“Why Africa? Why wouldn’t you just go to Europe where you won’t have to worry about typhoid and malaria and unsafe water, and can actually take a hot shower?”
I wanted something different from everyone else. I wanted to live with less; to martyr myself for the sake of learning and helping, and being one of the few brave and willing ones to step into one of the most impoverished parts of the world. Over two months in, I’m embarrassed to write that, and ashamed of my somewhat sub-conscious mindsets of white privilege and white-saviorism or as my group likes to call it, “voluntourism.” The pill of, “Just because I’m white and wealthy, and a Christian doesn’t mean I have all or really any of the answers,” is a tough one to swallow. I’m tempted to beat myself up for the fact that this was even a pill I needed to swallow in the first place- but, I give myself grace because I know it’s not my fault, or yours, that we were born where we were. It’s not our fault that we were taught in our history classes, from a young age, that the U.S. is the greatest nation in the world and that we’re better than everywhere else. It’s not our fault that some of us were taught in our churches that those who have less than us should receive pity. That, in order to be more like our Sacrificial Savior, we need to step in and save all the brokenness in the world – and then receive praise and admiration from the church. What we were taught in our safe, wealthy, Christianized communities is not our fault. However, I do believe it is our responsibility to hold these ideals up to the light and examine them closely: How well do they reflect the truth that all humans are equal? How well do they reflect the truth that God created and loves diversity? Have we considered that maybe there is no one “right” way to live? Are these beliefs a product of growing up in one of the richest countries in the world? It is not our fault that living with “the least of these” has been glamorized in our society, but I believe it is our responsibility to examine just why we see this as glamourous, as well as our responsibility to de-glamourize and re-humanize privileged individuals living in impoverished areas, treading with humility and grace with every unsure step.

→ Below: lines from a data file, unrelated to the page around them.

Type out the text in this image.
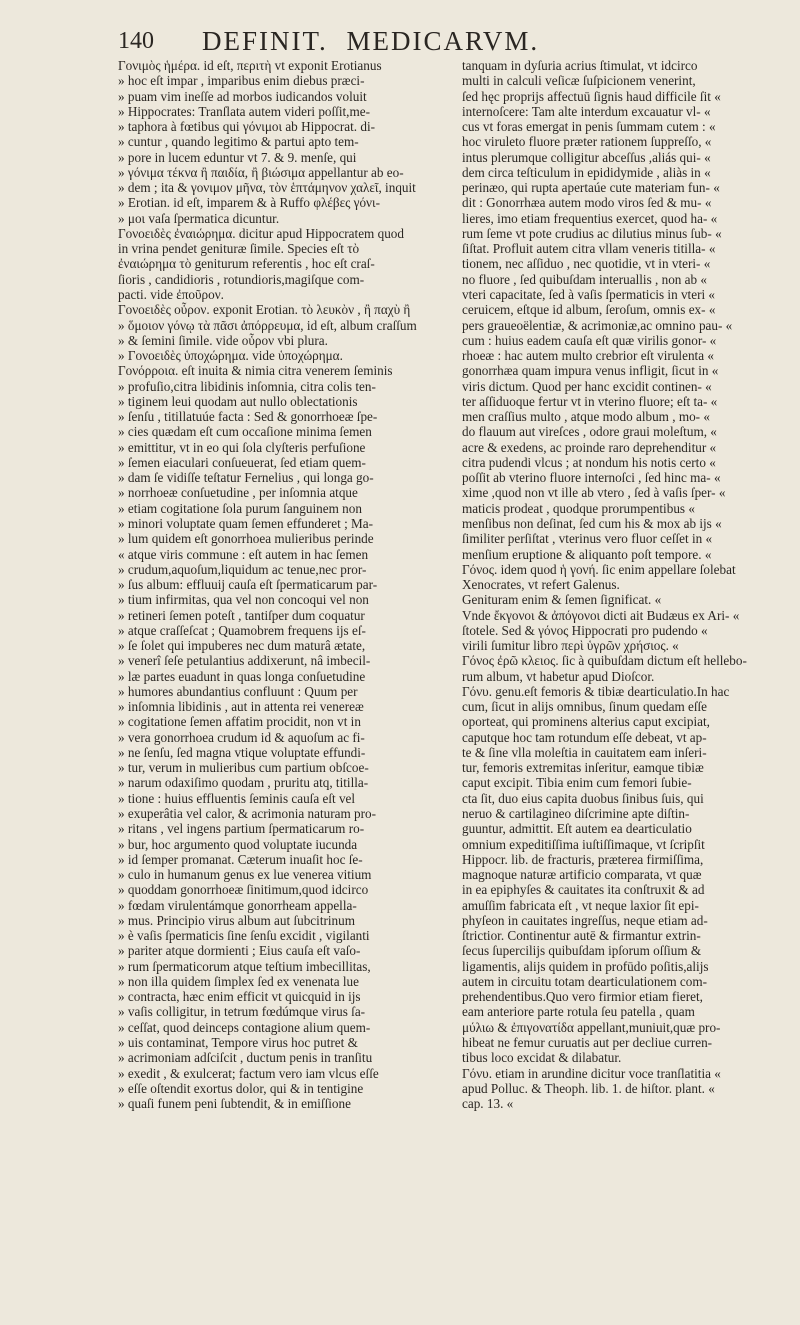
140 DEFINIT. MEDICARVM.
Γονιμὸς ἡμέρα. id eſt, περιτὴ vt exponit Erotianus
» hoc eſt impar , imparibus enim diebus præci-
» puam vim ineſſe ad morbos iudicandos voluit
» Hippocrates: Tranſlata autem videri poſſit,me-
» taphora à fœtibus qui γόνιμοι ab Hippocrat. di-
» cuntur , quando legitimo & partui apto tem-
» pore in lucem eduntur vt 7. & 9. menſe, qui
» γόνιμα τέκνα ἢ παιδία, ἢ βιώσιμα appellantur ab eo-
» dem ; ita & γονιμον μῆνα, τὸν ἑπτάμηνον χαλεῖ, inquit
» Erotian. id eſt, imparem & à Ruffo φλέβες γόνι-
» μοι vaſa ſpermatica dicuntur.
Γονοειδὲς ἐναιώρημα. dicitur apud Hippocratem quod
in vrina pendet genituræ ſimile. Species eſt τὸ
ἐναιώρημα τὸ geniturum referentis , hoc eſt craſ-
ſioris , candidioris , rotundioris,magiſque com-
pacti. vide ἐποῦρον.
Γονοειδὲς οὖρον. exponit Erotian. τὸ λευκὸν , ἢ παχὺ ἢ
» ὅμοιον γόνῳ τὰ πᾶσι ἀπόρρευμα, id eſt, album craſſum
» & ſemini ſimile. vide οὖρον vbi plura.
» Γονοειδὲς ὑποχώρημα. vide ὑποχώρημα.
Γονόρροια. eſt inuita & nimia citra venerem ſeminis
» profuſio,citra libidinis inſomnia, citra colis ten-
» tiginem leui quodam aut nullo oblectationis
» ſenſu , titillatuúe facta : Sed & gonorrhoeæ ſpe-
» cies quædam eſt cum occaſione minima ſemen
» emittitur, vt in eo qui ſola clyſteris perfuſione
» ſemen eiaculari conſueuerat, ſed etiam quem-
» dam ſe vidiſſe teſtatur Fernelius , qui longa go-
» norrhoeæ conſuetudine , per inſomnia atque
» etiam cogitatione ſola purum ſanguinem non
» minori voluptate quam ſemen effunderet ; Ma-
» lum quidem eſt gonorrhoea mulieribus perinde
« atque viris commune : eſt autem in hac ſemen
» crudum,aquoſum,liquidum ac tenue,nec pror-
» ſus album: effluuij cauſa eſt ſpermaticarum par-
» tium infirmitas, qua vel non concoqui vel non
» retineri ſemen poteſt , tantiſper dum coquatur
» atque craſſeſcat ; Quamobrem frequens ijs eſ-
» ſe ſolet qui impuberes nec dum maturâ ætate,
» venerî ſeſe petulantius addixerunt, nâ imbecil-
» læ partes euadunt in quas longa conſuetudine
» humores abundantius confluunt : Quum per
» inſomnia libidinis , aut in attenta rei venereæ
» cogitatione ſemen affatim procidit, non vt in
» vera gonorrhoea crudum id & aquoſum ac fi-
» ne ſenſu, ſed magna vtique voluptate effundi-
» tur, verum in mulieribus cum partium obſcoe-
» narum odaxiſimo quodam , pruritu atq, titilla-
» tione : huius effluentis ſeminis cauſa eſt vel
» exuperâtia vel calor, & acrimonia naturam pro-
» ritans , vel ingens partium ſpermaticarum ro-
» bur, hoc argumento quod voluptate iucunda
» id ſemper promanat. Cæterum inuaſit hoc ſe-
» culo in humanum genus ex lue venerea vitium
» quoddam gonorrhoeæ ſinitimum,quod idcirco
» fœdam virulentámque gonorrheam appella-
» mus. Principio virus album aut ſubcitrinum
» è vaſis ſpermaticis ſine ſenſu excidit , vigilanti
» pariter atque dormienti ; Eius cauſa eſt vaſo-
» rum ſpermaticorum atque teſtium imbecillitas,
» non illa quidem ſimplex ſed ex venenata lue
» contracta, hæc enim efficit vt quicquid in ijs
» vaſis colligitur, in tetrum fœdúmque virus ſa-
» ceſſat, quod deinceps contagione alium quem-
» uis contaminat, Tempore virus hoc putret &
» acrimoniam adſciſcit , ductum penis in tranſitu
» exedit , & exulcerat; factum vero iam vlcus eſſe
» eſſe oſtendit exortus dolor, qui & in tentigine
» quaſi funem peni ſubtendit, & in emiſſione
tanquam in dyſuria acrius ſtimulat, vt idcirco
multi in calculi veſicæ ſuſpicionem venerint,
ſed hęc proprijs affectuū ſignis haud difficile ſit «
internoſcere: Tam alte interdum excauatur vl- «
cus vt foras emergat in penis ſummam cutem : «
hoc viruleto fluore præter rationem ſuppreſſo, «
intus plerumque colligitur abceſſus ,aliás qui- «
dem circa teſticulum in epididymide , aliàs in «
perinæo, qui rupta apertaúe cute materiam fun- «
dit : Gonorrhæa autem modo viros ſed & mu- «
lieres, imo etiam frequentius exercet, quod ha- «
rum ſeme vt pote crudius ac dilutius minus ſub- «
ſiſtat. Profluit autem citra vllam veneris titilla- «
tionem, nec aſſiduo , nec quotidie, vt in vteri- «
no fluore , ſed quibuſdam interuallis , non ab «
vteri capacitate, ſed à vaſis ſpermaticis in vteri «
ceruicem, eſtque id album, ſeroſum, omnis ex- «
pers graueoëlentiæ, & acrimoniæ,ac omnino pau- «
cum : huius eadem cauſa eſt quæ virilis gonor- «
rhoeæ : hac autem multo crebrior eſt virulenta «
gonorrhæa quam impura venus infligit, ſicut in «
viris dictum. Quod per hanc excidit continen- «
ter aſſiduoque fertur vt in vterino fluore; eſt ta- «
men craſſius multo , atque modo album , mo- «
do flauum aut vireſces , odore graui moleſtum, «
acre & exedens, ac proinde raro deprehenditur «
citra pudendi vlcus ; at nondum his notis certo «
poſſit ab vterino fluore internoſci , ſed hinc ma- «
xime ,quod non vt ille ab vtero , ſed à vaſis ſper- «
maticis prodeat , quodque prorumpentibus «
menſibus non deſinat, ſed cum his & mox ab ijs «
ſimiliter perſiſtat , vterinus vero fluor ceſſet in «
menſium eruptione & aliquanto poſt tempore. «
Γόνος. idem quod ἡ γονή. ſic enim appellare ſolebat
Xenocrates, vt refert Galenus.
Genituram enim & ſemen ſignificat. «
Vnde ἔκγονοι & ἀπόγονοι dicti ait Budæus ex Ari- «
ſtotele. Sed & γόνος Hippocrati pro pudendo «
virili ſumitur libro περὶ ὑγρῶν χρήσιος. «
Γόνος ἐρῶ κλειος. ſic à quibuſdam dictum eſt hellebo-
rum album, vt habetur apud Dioſcor.
Γόνυ. genu.eſt femoris & tibiæ dearticulatio.In hac
cum, ſicut in alijs omnibus, ſinum quedam eſſe
oporteat, qui prominens alterius caput excipiat,
caputque hoc tam rotundum eſſe debeat, vt ap-
te & ſine vlla moleſtia in cauitatem eam inſeri-
tur, femoris extremitas inſeritur, eamque tibiæ
caput excipit. Tibia enim cum femori ſubie-
cta ſit, duo eius capita duobus ſinibus ſuis, qui
neruo & cartilagineo diſcrimine apte diſtin-
guuntur, admittit. Eſt autem ea dearticulatio
omnium expeditiſſima iuſtiſſimaque, vt ſcripſit
Hippocr. lib. de fracturis, præterea firmiſſima,
magnoque naturæ artificio comparata, vt quæ
in ea epiphyſes & cauitates ita conſtruxit & ad
amuſſim fabricata eſt , vt neque laxior ſit epi-
phyſeon in cauitates ingreſſus, neque etiam ad-
ſtrictior. Continentur autē & firmantur extrin-
ſecus ſupercilijs quibuſdam ipſorum oſſium &
ligamentis, alijs quidem in profūdo poſitis,alijs
autem in circuitu totam dearticulationem com-
prehendentibus.Quo vero firmior etiam fieret,
eam anteriore parte rotula ſeu patella , quam
μύλιω & ἐπιγονατίδα appellant,muniuit,quæ pro-
hibeat ne femur curuatis aut per decliue curren-
tibus loco excidat & dilabatur.
Γόνυ. etiam in arundine dicitur voce tranſlatitia «
apud Polluc. & Theoph. lib. 1. de hiſtor. plant. «
cap. 13. «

Hear me on this: I don’t have answers. I don’t know why the world is the way it is, why there is so much disparity, why I have everything I need and more while some die from lack of basic needs being met. I also don’t know what to do about it. I don’t know why God brought me to this place, to a continent that, for reasons unknown, I always knew in my heart I would live in for a time. I don’t exactly know why He plucked me up out of my safe and wealthy bubble, and brought me to a place that doesn’t often fit those adjectives. I’ll tell you one thing, I am grateful He did.
Here’s what I do know: this experience is exciting and breathtaking, but it isn’t glamourous. There is nothing glamourous about having diarrhea every other day because the quality of food is poor and my body isn’t used to it; nothing glamourous about hand washing clothes that never really get clean, and coughing from heavily polluted air; nothing glamourous about freezing cold showers and squat toilets, and nothing glamourous about witnessing firsthand a lot of the “brokenness” many of us have been sheltered from. There is also nothing glamorous about how people I have grown to know and love here face this for their entire lives, not just for four months. Something else I know: I’m not saving anyone. Mostly because I don’t know how, and truthfully, I’d rather be people’s friend- most people here are SO friendly and welcoming. I’d rather hear their stories and share my own. I’d rather hold their babies and cook meals with them, and if they ask for a hand with something, extend it, than tell them what, to me, looks “wrong” with how they live and how they should fix it. I just don’t believe I have the right to do that. Even if I did, I wouldn’t know what to say. I don’t know what’s really wrong or how those things should be fixed, but I’m very imperfectly learning how to listen and, sometimes painfully, accept what is different from what I’m used to. Of course this isn’t to discredit real issues that exist around me like hunger and poor sanitation, or to discredit the help and effort that is being tirelessly done to eradicate them. This is just to say that I don’t have answers to these issues that I’m just barely educated on, and I’m not going to pretend that just because I’m a white Christian living in the thick of it that I do. I often compare myself to an infant here, just taking this life in breath by breath and trying to keep my eyes open, never knowing what’s coming next. I’m a student, and I’m here to learn.
Being here sure as heck isn’t glamourous or praiseworthy, but it is grounding. It’s grounding me in strength despite weariness, and peace despite unanswered questions. It’s keeping me so very human, asking a million human questions every day. It’s growing in me a curiosity and desire for a better way. There must be a way to love, and maybe even help, brothers and sisters without pitying them and diminishing their hard work and worth, without always being “right”, right? I don’t have answers; I just have where I’ve come from and what my eyes are seeing now, and the humble hope that God helps me learn better ways to love and respect his kids no matter what continent I’m living on or what conditions I’m living in.
Sometimes it all can feel heavy. The pictures above were all taken in moments that I saw something I found beautiful and felt a lot of joy because of it… which happens quite often. With open eyes we see a lot that hurts, but, in my opinion, a lot that heals, too.